Elle est fournie, la matière pouvant être abordée par des points d’entrée aussi divers que le principe d’égalité, le droit des marchés publics ou le droit du travail lui-même. De manière générale, les affaires attestent la très grande actualité du sujet. Elles confrontent d’ailleurs la Cour à des questions nouvelles, d’importance majeure. Outre les affaires précédemment citées, on peut prendre pour exemple deux arrêts décisifs. Dans le premier, il s’agissait de déterminer si le licenciement d’une travailleuse en raison essentiellement du fait qu’elle se soumette à un traitement de fécondation in vitro constitue une discrimination directe fondée sur le sexe. Dans l’arrêt Mayr du 26 février 2008, la Cour a répondu par l’affirmative. Dans le second, la Cour s’est prononcée sur le cas d’une discrimination à l’égard d’un employé qui aurait pu échapper au droit communautaire : il s’agissait de déterminer si le harcèlement dont un employé était victime en raison du handicap de son enfant, auquel il dispensait l’essentiel des soins, était contraire à l’interdiction de harcèlement consacrée par la directive portant création d’un cadre général en faveur de l’égalité de traitement en matière d’emploi et de travail. Dans l’important arrêt Coleman du 17 juillet 2008, la Cour a répondu par l’affirmative.

Propos recueillis par Nadia Salem

580

C’est le nombre d’affaires nouvelles dont a été saisie la Cour en 2007, en hausse de 8 % par rapport à 2006.

Un contentieux en forte croissance

Créée en 1952, la Cour de justice des Communautés européennes (CJCE) est composée de trois juridictions : la Cour de justice, le Tribunal de première instance et le Tribunal de la fonction publique. La mission de la Cour de justice est d’assurer le respect du droit dans l’interprétation et l’application des traités au moyen de la procédure de renvoi préjudiciel ou de diverses catégories de recours. Elle est composée de 27 juges et de 8 avocats généraux désignés par les gouvernements des États membres pour un mandat de six ans renouvelable. En 2007, 1 259 affaires ont été introduites auprès des trois juridictions. Le chiffre le plus élevé dans l’histoire de l’institution. La CJCE s’enorgueillit d’avoir, pour la quatrième année consécutive, fait diminuer la durée des procédures et d’avoir augmenté d’environ 10 % le nombre des affaires clôturées par rapport à 2006. En ce qui concerne les renvois préjudiciels (procédure par laquelle une juridiction nationale soumet à la CJCE des questions relatives à l’interprétation ou à la validité d’une disposition du droit communautaire), la durée moyenne des procédures était de 19,3 mois en 2007, contre 23,5 mois en 2004. Quant aux recours directs et aux pourvois, cette durée moyenne de traitement s’élève respectivement à 18,2 mois et à 17,8 mois en 2007 (20 et 17,8 mois en 2006).

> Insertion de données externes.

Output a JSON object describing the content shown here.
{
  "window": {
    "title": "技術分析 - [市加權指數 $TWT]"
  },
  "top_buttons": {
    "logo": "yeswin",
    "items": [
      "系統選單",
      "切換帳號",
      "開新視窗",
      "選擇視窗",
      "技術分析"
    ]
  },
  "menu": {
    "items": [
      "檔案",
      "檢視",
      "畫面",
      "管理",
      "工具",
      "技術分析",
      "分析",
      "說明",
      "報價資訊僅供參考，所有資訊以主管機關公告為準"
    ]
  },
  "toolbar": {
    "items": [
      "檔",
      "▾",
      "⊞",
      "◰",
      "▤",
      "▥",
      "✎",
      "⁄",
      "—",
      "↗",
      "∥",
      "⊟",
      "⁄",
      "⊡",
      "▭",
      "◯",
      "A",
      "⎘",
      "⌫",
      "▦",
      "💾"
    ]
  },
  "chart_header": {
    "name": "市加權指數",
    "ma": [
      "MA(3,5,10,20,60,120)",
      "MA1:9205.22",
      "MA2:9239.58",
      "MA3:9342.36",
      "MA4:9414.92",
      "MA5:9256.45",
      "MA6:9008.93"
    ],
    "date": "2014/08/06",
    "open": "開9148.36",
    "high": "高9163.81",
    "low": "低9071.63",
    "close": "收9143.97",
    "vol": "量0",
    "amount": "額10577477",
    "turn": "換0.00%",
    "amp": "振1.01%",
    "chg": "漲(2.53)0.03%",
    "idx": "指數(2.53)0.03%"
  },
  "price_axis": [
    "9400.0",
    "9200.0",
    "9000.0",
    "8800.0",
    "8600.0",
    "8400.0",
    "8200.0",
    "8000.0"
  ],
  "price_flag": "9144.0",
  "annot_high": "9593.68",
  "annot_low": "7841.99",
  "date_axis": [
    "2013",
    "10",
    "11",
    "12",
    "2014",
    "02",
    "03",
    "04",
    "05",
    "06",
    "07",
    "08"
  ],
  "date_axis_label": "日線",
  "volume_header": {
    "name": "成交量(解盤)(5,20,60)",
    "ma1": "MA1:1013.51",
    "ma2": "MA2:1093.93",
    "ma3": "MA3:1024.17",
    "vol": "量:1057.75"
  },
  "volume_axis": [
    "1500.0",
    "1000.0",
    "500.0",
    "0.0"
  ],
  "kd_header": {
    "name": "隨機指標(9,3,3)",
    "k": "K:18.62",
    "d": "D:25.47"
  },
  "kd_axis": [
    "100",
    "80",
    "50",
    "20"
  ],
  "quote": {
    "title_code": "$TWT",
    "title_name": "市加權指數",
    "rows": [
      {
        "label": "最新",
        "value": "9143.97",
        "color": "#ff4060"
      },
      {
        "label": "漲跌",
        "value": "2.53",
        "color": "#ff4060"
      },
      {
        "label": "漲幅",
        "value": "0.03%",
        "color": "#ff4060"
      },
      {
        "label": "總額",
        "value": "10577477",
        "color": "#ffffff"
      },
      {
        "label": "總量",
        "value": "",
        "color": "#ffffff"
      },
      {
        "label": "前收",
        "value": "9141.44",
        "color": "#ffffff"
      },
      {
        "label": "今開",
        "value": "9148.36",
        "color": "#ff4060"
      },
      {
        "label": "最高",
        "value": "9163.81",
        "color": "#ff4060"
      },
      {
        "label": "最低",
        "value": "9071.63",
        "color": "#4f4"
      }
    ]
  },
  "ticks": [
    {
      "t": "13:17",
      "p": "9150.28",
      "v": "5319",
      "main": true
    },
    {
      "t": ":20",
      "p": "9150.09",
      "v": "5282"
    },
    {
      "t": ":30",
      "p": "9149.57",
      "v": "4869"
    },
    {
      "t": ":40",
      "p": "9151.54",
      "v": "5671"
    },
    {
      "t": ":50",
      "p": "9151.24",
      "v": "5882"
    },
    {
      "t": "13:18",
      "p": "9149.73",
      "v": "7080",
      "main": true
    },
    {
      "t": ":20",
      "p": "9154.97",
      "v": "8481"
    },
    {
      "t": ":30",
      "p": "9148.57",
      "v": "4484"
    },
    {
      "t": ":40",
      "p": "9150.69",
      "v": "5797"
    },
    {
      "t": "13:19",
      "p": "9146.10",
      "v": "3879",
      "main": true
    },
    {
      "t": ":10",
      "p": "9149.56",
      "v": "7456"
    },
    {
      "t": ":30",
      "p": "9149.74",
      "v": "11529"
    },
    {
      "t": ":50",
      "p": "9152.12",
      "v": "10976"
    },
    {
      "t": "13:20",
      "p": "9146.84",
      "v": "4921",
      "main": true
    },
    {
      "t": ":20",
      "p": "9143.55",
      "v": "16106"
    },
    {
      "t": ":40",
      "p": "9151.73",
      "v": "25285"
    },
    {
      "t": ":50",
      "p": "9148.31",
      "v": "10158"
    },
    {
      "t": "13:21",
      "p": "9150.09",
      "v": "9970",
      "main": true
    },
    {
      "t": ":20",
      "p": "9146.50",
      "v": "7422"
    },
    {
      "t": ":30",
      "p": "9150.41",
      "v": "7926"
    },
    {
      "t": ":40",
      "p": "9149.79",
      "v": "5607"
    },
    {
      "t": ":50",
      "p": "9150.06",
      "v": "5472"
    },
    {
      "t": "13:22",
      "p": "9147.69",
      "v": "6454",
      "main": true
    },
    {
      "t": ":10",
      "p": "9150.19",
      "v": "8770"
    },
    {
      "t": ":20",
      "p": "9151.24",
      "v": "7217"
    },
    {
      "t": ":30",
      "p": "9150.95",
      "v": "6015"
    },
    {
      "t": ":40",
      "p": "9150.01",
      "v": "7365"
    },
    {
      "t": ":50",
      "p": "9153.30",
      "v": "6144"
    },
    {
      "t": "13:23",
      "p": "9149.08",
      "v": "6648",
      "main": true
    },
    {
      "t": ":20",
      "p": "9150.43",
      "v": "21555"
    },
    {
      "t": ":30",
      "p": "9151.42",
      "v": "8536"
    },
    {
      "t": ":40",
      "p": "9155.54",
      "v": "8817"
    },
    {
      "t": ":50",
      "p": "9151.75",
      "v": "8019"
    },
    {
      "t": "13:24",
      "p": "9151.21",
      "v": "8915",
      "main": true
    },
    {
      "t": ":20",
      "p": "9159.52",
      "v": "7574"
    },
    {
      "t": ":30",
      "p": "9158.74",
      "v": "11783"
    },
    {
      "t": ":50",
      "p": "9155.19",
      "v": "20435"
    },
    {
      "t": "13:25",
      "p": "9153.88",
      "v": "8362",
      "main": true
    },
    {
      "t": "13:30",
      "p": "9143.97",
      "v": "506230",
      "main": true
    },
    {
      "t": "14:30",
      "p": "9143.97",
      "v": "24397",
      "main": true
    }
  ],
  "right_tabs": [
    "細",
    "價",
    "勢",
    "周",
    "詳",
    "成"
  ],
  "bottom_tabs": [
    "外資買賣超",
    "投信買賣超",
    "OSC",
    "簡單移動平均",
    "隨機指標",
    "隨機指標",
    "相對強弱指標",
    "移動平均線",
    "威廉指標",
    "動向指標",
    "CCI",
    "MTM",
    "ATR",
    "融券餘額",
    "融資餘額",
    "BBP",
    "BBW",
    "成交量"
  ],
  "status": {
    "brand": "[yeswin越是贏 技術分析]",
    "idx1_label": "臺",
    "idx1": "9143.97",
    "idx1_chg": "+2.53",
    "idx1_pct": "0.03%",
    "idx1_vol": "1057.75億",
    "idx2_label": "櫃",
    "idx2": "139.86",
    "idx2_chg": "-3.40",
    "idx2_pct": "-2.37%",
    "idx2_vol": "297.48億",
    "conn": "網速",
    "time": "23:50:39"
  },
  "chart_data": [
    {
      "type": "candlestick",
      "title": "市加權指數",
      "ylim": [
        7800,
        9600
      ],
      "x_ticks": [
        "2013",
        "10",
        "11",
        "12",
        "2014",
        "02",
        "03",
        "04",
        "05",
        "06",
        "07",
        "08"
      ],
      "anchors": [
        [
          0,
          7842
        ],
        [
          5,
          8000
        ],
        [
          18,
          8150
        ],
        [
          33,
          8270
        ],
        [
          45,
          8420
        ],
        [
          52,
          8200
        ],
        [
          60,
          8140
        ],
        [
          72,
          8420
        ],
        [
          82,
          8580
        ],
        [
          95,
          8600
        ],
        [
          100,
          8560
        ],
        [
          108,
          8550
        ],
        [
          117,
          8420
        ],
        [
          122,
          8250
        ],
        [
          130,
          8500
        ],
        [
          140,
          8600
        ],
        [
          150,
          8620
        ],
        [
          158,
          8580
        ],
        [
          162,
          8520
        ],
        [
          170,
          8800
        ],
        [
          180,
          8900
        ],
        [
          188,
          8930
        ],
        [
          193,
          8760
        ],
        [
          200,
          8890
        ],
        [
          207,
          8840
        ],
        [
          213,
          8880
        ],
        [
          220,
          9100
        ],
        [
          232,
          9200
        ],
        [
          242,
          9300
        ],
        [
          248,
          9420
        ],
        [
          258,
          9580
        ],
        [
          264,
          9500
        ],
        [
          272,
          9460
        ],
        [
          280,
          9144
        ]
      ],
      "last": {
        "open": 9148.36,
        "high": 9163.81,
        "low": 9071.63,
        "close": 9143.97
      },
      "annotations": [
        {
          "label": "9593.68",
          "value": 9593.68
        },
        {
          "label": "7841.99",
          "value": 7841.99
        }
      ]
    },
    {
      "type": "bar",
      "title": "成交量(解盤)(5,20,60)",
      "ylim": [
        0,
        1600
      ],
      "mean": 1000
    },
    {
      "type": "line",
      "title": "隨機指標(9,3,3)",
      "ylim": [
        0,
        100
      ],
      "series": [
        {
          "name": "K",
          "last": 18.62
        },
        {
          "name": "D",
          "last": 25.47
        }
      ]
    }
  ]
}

En 2007, la Cour a été saisie de 580 affaires nouvelles, soit une augmentation de 8 % par rapport à 2006 et de 22,3 % par rapport à 2005. Le TPI, de son côté, connaît une telle recrudescence d’activité (522 affaires introduites en 2007 contre 432 en 2006) qu’il a entamé une réflexion sur son fonctionnement et modifié son organisation (huit chambres siégeant avec trois juges chacune) afin d’améliorer son efficacité.